London is a city I love deeply. It is home, memory, and mosaic—a layered place stitched together by centuries of culture, contradiction, and character. But if there is one ritual of London life I’ve never quite warmed to, it is catching the Tube.
To visitors, the Underground may seem an emblem of British efficiency, a whirring marvel of steel and signal that keeps the city’s pulse alive. But for those of us who’ve grown up here—whether or not we ride it daily—the Tube is something altogether less romantic. I never took it that often, even when I was young. But whenever I did, I found it annoying in a way that defied explanation. And as I’ve grown older, that feeling has only hardened into aversion.
Some days it’s the man pacing in circles and muttering slurs under his breath. Other days, it’s the young woman filming herself singing aloud to her phone, oblivious to the fact that her stage is not, in fact, the Central line. Sometimes it’s a middle-class gent who insists on reading the Daily Mail out loud, complete with commentary. Or worse, the seemingly sane person whose mind, without warning, fractures mid-journey, turning the carriage into a theatre of chaos. The point is not to mock, nor to pass judgment, but to admit this: I do not board the Tube with a sense of calm. I board it with bracing anticipation—for someone, somewhere, always, all at once.
London’s trains have become a curious reflection of the city’s anxieties. Mental health struggles unravel in public, racial tensions simmer just beneath the surface, and self-expression sometimes strays too far into provocation. There are days I feel as though the carriages are pressure cookers, where everyone is one missed stop away from boiling over. I miss the idea of commuting as quiet.
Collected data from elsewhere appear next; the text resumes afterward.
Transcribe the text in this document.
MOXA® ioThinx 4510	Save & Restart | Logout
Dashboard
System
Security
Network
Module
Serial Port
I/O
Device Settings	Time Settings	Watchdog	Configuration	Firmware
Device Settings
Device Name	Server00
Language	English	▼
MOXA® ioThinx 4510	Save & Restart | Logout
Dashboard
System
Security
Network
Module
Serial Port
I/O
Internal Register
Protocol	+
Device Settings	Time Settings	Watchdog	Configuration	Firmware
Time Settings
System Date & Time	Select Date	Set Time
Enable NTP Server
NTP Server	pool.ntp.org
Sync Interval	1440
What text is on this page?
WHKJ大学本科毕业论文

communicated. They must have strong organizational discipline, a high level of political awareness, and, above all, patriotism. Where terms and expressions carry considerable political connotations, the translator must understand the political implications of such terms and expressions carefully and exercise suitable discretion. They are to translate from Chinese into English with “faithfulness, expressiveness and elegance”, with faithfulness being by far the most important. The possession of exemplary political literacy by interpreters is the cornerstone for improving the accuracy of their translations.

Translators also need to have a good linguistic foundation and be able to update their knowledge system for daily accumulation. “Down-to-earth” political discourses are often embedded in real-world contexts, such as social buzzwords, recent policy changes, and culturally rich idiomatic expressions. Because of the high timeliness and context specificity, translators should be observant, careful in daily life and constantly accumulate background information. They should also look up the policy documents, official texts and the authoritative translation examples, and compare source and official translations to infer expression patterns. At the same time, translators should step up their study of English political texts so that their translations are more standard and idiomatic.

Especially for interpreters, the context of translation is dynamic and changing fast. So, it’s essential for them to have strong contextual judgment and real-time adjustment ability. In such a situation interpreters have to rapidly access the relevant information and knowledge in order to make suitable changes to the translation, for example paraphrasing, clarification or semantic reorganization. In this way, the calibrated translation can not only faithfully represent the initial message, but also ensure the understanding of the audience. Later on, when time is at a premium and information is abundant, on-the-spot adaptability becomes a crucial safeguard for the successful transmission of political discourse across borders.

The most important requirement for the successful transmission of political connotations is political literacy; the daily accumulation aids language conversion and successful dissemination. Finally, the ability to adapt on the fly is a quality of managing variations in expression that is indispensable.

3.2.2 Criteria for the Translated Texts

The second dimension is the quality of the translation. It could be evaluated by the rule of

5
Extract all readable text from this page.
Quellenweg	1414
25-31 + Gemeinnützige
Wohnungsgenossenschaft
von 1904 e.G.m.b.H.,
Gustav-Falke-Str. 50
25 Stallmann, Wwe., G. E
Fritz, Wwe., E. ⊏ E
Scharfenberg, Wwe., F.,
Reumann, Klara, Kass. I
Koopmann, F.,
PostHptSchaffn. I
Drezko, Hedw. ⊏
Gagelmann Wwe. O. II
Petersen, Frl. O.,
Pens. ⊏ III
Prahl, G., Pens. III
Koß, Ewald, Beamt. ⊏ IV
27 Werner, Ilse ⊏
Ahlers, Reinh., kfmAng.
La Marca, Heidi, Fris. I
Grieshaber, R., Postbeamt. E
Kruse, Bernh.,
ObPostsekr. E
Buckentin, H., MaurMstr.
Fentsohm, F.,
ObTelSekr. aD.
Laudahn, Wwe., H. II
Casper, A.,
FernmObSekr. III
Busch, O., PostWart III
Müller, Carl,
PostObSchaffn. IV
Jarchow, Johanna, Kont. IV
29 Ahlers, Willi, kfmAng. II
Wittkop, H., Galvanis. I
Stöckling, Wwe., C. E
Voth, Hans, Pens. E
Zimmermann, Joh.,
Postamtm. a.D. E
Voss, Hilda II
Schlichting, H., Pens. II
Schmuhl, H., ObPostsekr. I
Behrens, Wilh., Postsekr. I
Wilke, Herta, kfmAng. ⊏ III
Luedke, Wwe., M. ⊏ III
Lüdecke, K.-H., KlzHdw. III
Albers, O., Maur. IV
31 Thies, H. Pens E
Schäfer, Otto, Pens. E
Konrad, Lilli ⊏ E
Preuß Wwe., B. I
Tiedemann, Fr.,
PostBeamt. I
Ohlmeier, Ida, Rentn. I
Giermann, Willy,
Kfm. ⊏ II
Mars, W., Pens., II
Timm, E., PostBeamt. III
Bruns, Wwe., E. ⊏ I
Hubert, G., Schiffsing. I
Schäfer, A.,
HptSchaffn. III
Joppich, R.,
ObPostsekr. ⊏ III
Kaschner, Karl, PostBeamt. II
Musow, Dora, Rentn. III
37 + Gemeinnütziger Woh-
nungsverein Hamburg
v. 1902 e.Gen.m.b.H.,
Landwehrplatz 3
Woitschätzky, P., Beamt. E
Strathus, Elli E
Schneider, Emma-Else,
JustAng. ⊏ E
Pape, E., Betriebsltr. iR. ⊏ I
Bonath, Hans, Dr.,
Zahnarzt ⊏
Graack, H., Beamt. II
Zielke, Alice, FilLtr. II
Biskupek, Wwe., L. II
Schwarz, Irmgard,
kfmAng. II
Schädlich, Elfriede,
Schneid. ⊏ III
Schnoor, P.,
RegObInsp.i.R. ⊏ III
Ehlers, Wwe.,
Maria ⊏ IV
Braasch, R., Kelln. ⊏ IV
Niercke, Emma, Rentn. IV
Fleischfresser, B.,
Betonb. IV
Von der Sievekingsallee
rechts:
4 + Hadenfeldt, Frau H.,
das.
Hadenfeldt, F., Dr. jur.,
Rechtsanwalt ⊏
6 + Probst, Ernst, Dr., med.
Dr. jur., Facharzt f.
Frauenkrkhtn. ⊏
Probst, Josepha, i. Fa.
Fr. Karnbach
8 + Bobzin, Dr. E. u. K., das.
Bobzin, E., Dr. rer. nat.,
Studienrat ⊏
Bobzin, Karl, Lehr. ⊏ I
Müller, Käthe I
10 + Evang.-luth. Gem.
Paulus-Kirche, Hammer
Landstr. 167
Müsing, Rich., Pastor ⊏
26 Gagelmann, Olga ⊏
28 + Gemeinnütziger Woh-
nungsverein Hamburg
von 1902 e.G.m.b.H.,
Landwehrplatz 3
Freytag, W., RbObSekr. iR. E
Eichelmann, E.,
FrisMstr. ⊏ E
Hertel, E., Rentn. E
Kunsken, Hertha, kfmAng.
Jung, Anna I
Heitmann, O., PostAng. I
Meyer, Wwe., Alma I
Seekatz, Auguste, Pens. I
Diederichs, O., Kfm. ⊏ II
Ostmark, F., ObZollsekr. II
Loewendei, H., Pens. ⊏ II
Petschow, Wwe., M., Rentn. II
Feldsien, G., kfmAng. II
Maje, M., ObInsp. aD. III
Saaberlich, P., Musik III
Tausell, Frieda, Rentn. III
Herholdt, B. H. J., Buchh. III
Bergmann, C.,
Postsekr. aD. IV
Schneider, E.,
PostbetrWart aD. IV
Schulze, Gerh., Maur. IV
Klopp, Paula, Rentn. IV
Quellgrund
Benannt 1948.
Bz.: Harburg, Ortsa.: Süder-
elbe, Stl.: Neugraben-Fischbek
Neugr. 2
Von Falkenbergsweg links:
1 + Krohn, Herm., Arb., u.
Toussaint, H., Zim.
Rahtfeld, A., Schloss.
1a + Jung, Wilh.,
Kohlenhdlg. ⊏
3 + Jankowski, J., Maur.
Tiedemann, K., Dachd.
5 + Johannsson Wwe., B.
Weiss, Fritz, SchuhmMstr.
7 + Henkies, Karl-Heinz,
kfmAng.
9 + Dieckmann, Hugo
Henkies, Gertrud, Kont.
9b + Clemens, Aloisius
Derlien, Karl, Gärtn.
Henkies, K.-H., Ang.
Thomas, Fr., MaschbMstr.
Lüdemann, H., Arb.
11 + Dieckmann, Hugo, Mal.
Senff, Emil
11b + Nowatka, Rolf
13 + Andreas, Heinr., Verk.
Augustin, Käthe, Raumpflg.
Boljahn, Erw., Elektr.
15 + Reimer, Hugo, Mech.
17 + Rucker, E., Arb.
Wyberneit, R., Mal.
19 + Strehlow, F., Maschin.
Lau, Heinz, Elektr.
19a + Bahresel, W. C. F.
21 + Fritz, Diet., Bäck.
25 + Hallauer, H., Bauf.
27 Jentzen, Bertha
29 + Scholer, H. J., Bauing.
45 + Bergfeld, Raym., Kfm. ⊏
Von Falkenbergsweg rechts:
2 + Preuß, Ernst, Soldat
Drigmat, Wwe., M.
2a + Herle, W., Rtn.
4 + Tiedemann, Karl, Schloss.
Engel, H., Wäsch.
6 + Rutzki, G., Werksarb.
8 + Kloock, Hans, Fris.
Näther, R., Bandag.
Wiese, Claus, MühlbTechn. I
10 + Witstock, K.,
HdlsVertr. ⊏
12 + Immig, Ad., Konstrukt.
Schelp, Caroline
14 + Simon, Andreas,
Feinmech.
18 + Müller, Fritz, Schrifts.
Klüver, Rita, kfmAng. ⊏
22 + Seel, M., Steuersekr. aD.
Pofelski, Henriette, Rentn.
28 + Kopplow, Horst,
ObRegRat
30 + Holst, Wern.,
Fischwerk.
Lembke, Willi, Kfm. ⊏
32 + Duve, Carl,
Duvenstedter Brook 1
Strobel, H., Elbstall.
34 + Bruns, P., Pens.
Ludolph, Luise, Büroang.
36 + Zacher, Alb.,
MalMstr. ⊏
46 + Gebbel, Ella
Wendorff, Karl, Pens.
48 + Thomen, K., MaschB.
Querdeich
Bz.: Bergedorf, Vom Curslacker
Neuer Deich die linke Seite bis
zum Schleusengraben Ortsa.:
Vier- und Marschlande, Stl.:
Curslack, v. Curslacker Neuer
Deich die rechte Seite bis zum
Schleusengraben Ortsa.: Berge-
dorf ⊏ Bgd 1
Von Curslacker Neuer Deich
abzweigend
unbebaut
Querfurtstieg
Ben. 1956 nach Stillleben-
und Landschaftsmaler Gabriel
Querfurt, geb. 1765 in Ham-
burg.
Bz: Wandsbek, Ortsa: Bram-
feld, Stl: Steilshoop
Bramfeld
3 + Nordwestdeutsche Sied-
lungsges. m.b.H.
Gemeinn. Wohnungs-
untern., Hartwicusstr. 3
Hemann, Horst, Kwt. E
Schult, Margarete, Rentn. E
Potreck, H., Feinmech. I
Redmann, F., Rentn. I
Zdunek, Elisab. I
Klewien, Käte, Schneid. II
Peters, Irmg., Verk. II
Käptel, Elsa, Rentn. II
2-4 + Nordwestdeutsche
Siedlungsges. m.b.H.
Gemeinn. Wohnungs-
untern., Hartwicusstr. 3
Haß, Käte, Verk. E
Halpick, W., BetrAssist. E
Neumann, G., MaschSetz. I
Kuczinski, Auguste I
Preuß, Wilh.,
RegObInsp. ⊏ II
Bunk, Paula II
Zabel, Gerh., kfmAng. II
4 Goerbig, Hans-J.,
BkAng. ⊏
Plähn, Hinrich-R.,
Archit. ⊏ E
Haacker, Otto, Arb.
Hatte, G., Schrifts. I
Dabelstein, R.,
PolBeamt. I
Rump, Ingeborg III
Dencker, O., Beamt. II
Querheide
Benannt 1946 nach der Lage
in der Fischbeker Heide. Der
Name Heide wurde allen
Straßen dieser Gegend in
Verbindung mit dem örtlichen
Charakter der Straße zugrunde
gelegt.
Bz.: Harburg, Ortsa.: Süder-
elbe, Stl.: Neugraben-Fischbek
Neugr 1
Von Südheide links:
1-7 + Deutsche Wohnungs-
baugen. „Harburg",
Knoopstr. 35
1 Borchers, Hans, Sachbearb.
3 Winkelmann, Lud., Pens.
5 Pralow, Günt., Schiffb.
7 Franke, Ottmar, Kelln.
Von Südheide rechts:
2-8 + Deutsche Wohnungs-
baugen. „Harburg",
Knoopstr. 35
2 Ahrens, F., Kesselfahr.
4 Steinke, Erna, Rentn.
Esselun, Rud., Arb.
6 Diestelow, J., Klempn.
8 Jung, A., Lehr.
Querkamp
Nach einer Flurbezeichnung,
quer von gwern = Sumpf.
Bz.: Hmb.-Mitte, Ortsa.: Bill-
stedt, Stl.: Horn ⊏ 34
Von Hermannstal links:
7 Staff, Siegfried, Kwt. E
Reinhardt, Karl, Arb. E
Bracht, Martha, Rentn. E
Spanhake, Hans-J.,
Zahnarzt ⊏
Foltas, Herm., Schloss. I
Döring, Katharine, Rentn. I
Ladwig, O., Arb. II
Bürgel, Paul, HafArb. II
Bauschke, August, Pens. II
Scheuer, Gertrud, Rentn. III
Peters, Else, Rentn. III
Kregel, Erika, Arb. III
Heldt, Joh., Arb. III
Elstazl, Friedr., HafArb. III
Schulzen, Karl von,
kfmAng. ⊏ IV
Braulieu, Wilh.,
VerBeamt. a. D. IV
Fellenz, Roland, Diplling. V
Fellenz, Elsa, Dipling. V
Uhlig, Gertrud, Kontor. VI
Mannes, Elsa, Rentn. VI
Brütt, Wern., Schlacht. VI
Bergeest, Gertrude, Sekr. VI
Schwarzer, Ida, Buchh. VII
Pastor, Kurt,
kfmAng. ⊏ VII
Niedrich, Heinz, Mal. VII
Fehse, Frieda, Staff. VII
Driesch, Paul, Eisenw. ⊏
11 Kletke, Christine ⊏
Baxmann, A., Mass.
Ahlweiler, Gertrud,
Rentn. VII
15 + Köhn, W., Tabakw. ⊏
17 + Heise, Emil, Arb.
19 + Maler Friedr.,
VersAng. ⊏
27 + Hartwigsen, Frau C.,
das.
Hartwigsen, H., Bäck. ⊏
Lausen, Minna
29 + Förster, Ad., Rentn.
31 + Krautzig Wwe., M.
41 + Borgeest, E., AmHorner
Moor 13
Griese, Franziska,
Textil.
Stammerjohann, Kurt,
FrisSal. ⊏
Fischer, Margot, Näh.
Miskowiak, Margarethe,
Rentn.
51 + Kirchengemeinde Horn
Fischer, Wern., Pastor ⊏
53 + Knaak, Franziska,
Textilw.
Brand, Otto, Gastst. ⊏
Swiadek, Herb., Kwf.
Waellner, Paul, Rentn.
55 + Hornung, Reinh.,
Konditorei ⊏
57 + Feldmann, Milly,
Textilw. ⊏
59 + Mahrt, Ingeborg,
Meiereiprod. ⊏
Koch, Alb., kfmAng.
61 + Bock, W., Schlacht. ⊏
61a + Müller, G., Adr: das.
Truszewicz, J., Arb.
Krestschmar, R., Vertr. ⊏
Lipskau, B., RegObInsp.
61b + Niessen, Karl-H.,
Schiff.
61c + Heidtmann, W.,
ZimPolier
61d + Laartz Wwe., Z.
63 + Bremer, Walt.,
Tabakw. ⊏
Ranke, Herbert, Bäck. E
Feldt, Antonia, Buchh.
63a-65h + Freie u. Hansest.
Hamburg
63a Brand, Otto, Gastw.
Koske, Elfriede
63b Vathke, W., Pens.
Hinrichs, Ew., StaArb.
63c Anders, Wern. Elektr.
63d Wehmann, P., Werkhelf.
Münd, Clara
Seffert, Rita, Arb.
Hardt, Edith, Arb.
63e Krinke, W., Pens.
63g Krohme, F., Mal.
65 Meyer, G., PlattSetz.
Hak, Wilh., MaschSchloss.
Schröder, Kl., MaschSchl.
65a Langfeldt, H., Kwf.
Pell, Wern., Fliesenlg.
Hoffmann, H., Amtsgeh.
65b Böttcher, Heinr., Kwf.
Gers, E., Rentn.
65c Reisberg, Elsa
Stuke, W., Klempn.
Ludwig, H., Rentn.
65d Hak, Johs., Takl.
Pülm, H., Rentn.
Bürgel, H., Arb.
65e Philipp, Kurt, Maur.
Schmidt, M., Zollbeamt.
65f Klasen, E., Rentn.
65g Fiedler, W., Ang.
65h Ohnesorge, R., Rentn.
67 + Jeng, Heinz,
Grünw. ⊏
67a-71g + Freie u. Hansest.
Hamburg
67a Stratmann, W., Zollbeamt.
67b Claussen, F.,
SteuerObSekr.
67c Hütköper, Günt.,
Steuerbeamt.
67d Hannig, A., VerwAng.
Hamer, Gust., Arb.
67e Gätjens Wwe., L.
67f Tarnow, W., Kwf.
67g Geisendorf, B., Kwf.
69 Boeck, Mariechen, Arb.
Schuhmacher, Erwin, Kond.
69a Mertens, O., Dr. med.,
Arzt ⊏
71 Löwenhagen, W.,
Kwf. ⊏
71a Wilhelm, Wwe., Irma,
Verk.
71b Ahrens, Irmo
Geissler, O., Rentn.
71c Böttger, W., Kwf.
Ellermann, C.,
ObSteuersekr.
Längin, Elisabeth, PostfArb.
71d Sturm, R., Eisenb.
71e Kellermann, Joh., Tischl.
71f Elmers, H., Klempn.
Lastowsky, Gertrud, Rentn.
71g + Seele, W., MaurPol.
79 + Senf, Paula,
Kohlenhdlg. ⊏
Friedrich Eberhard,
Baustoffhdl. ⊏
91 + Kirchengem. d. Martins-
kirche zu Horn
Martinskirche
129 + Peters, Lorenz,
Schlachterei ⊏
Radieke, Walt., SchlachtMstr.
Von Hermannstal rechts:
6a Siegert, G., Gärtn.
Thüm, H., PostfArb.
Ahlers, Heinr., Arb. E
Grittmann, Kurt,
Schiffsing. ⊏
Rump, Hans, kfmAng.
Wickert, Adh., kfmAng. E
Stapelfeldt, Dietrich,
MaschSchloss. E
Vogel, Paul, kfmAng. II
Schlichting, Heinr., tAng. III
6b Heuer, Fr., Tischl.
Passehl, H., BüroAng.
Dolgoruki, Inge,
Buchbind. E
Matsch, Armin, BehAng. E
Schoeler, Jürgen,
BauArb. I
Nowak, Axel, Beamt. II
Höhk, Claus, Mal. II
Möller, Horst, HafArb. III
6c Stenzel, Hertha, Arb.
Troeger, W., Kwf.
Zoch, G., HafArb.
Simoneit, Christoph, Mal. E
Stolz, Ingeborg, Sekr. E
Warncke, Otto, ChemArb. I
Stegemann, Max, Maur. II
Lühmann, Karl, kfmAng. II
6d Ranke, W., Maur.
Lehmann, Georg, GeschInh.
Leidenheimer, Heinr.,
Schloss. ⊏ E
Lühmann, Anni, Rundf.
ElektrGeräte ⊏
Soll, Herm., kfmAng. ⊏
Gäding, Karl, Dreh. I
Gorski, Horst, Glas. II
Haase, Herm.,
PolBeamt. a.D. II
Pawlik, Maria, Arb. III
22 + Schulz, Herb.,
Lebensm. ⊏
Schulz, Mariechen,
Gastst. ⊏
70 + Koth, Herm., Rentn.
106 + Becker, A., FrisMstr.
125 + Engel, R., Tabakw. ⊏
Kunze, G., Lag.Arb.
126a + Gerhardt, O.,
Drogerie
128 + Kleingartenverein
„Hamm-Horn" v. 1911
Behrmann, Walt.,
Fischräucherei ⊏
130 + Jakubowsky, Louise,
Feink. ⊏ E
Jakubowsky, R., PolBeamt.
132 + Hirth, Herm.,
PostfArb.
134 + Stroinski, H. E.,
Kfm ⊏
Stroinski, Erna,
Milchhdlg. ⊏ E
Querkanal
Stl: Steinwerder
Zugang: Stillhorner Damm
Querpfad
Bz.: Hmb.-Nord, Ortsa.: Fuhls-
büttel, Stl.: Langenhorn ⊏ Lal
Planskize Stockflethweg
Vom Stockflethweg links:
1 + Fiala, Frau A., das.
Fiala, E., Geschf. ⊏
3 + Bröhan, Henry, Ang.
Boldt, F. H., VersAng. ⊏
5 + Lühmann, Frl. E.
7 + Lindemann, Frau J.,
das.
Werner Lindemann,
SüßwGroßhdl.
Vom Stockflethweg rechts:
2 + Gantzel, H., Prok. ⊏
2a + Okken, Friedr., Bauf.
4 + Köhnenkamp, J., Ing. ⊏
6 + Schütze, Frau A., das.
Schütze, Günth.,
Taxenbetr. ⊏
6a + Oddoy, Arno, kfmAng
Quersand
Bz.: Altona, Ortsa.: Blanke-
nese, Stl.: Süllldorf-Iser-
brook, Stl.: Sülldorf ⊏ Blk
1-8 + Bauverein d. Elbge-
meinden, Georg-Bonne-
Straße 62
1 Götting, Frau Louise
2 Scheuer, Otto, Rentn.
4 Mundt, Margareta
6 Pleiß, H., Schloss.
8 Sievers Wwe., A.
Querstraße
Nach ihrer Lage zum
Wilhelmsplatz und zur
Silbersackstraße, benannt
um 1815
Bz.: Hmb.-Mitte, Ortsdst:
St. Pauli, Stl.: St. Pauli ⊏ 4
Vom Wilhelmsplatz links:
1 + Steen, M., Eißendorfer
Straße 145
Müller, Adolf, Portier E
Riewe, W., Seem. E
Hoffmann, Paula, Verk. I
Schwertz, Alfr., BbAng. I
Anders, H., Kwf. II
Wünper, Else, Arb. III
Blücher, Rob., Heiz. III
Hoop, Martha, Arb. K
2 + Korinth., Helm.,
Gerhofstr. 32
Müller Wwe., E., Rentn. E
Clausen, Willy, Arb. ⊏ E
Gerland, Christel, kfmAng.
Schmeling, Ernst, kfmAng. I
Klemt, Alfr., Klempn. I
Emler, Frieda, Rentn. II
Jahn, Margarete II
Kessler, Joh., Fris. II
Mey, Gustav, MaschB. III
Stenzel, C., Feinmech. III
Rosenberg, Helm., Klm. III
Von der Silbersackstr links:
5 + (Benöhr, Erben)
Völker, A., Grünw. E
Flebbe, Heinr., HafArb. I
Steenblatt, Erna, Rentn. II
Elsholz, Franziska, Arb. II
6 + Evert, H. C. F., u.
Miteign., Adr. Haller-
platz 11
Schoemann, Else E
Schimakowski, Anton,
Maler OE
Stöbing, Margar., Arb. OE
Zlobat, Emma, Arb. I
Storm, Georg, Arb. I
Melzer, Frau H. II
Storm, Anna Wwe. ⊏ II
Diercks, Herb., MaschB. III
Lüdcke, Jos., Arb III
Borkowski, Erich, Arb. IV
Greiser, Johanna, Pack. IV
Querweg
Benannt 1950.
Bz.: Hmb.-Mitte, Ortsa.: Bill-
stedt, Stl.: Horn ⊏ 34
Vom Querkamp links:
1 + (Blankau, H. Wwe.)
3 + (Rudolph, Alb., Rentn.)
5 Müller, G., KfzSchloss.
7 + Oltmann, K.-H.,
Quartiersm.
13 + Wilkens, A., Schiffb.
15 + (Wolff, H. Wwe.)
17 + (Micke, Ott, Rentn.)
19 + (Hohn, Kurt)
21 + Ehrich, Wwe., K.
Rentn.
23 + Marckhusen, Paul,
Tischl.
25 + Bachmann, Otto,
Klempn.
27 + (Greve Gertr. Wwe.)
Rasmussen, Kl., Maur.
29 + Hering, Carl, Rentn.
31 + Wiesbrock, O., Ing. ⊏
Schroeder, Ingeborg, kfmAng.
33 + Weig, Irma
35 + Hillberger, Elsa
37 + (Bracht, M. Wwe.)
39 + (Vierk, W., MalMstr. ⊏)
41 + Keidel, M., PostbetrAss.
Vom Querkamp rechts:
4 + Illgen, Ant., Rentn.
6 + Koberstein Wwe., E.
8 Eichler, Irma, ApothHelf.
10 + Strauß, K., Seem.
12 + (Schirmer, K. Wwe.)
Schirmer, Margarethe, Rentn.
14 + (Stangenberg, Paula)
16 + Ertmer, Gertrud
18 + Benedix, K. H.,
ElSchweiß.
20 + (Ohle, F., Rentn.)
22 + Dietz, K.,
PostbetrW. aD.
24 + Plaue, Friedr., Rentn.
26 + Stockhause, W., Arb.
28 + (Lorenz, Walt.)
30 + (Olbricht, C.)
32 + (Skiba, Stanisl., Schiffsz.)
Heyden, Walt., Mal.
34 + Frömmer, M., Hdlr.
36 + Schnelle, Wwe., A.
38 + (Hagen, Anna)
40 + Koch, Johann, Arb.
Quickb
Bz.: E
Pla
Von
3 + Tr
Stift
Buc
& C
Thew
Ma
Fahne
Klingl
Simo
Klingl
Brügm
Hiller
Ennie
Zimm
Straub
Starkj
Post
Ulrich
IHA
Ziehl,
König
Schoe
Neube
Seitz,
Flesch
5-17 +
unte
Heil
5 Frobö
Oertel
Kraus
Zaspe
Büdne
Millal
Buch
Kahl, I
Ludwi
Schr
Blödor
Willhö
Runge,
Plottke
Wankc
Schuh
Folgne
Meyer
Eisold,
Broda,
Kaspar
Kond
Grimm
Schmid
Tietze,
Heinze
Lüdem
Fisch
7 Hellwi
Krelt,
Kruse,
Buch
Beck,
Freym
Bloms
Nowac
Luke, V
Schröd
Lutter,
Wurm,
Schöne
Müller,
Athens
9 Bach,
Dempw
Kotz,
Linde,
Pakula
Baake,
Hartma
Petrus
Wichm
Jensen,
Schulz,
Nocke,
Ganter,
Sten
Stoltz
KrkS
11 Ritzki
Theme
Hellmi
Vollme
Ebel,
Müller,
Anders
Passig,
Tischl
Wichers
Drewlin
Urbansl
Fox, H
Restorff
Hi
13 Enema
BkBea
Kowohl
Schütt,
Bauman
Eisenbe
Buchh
Of slipping into a seat, eyes closed, letting the rhythm of the journey hush the mind. These days, it’s as if silence itself has become suspicious.
And so, I find myself doing something increasingly un-London: I drive. Yes, I know. It’s slow. It’s expensive. It’s environmentally sinful. But it’s mine. My own seat. My own space. My own music. No one huffing and puffing beside me, no unsolicited sermons, no strangers insisting on conversation when all I want is quiet. Driving gives me back something the Tube has long since taken—autonomy.
In my car, I can think. I can breathe. I can linger at traffic lights and feel no one’s breath on my neck. I can retreat, which for someone like me—a person who often feels the world a little too much—is not indulgence, but necessity.
I often wonder what this says about our city, that something as simple as wanting to be left alone now feels like a radical act. That silence is no longer default, but luxury. Perhaps I’m growing older. Or perhaps I’ve simply grown tired.
London will always be my city. But the Tube? I leave that to braver souls. Give me the road, the quiet hum of the engine, the solitude of stop-and-go. At least in the car, when I’m surrounded by madness, I can keep the windows rolled up.